KLF5 appears to fuel pancreatic cancer metastasis by reprogramming epigenetic controls, offering a potential new therapeutic target.
In experiments using lab-grown pancreatic cancer cells, researchers at Johns Hopkins Medicine identified a gene that appears to play a central role in helping these tumors spread.
The gene, known as KLF5 (Krueppel-like factor 5), does not drive metastasis by creating new mutations in the cancer cell DNA sequence. Instead, it reshapes how DNA is chemically modified and packaged, a process called epigenetics, which determines which genes are switched on or off.

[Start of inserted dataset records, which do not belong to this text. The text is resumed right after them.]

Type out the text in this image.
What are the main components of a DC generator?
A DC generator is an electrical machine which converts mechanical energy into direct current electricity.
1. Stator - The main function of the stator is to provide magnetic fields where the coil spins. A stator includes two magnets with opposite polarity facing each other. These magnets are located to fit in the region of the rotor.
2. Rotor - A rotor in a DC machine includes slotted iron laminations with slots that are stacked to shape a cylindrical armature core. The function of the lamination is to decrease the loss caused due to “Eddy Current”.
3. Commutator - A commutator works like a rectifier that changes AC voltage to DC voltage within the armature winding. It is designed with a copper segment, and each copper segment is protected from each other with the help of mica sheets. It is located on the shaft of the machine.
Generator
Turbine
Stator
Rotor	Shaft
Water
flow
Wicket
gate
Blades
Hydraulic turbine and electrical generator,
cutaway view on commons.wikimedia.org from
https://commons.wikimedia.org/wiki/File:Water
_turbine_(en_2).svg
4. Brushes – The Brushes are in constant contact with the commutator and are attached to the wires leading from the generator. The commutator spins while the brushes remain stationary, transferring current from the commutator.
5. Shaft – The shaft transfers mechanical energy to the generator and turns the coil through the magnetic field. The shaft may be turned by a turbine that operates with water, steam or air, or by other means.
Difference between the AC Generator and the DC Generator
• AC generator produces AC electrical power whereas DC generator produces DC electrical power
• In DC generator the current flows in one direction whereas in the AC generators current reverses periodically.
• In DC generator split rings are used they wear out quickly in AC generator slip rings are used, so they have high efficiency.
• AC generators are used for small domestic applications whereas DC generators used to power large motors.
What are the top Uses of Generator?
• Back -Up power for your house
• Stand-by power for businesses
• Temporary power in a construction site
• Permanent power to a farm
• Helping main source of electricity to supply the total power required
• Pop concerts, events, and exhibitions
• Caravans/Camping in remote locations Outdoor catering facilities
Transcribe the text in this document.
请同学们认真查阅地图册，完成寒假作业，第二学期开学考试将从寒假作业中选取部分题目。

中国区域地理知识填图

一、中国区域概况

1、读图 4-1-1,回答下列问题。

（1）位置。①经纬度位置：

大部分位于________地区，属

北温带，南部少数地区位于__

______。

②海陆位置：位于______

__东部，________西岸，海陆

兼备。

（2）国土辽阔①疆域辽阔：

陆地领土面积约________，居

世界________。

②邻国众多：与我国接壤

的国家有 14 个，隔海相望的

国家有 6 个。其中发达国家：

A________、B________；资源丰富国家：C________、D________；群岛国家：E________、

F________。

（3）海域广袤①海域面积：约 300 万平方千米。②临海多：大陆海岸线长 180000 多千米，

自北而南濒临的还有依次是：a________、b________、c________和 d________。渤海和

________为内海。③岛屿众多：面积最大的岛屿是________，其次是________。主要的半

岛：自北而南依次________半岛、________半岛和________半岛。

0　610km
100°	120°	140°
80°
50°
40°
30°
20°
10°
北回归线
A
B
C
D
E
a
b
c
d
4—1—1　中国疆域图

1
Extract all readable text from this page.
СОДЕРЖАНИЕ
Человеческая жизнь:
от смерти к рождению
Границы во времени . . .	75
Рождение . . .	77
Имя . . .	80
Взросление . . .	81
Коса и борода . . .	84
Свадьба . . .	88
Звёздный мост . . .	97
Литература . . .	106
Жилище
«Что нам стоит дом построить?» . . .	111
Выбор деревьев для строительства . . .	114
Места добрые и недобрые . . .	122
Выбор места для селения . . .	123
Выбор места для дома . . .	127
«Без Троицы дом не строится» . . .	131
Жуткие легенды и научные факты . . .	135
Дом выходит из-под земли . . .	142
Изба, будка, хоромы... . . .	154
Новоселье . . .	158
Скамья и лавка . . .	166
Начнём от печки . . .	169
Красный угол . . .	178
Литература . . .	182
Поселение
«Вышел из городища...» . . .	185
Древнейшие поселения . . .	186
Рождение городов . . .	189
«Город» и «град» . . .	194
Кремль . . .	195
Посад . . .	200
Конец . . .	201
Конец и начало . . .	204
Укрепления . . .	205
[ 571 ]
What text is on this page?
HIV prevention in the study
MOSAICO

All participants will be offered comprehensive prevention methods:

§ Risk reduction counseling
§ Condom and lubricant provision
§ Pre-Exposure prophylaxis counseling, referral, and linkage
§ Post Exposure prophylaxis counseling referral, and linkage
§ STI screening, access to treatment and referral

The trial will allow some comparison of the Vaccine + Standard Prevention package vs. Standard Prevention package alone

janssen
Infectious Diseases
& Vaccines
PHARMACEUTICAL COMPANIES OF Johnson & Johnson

Epigenetics, not mutations, drives spread
“Epigenetic alterations are underappreciated as a major route to developing and fueling the growth of cancer metastasis,” says Andrew Feinberg, M.D., Bloomberg Distinguished Professor in the Johns Hopkins University schools of medicine, engineering, and public health. In earlier work published in 2017, Feinberg and colleagues showed that the most common type of pancreatic cancer often spreads not because of new genetic mutations in the primary tumor, but because of widespread epigenetic changes that reprogram tumor cells and allow them to metastasize.
These earlier insights set the stage for the new research, which was supported in part by the National Institutes of Health and is now published in Molecular Cancer. The team set out to pinpoint which genes are most critical in driving cancer cell growth and spread.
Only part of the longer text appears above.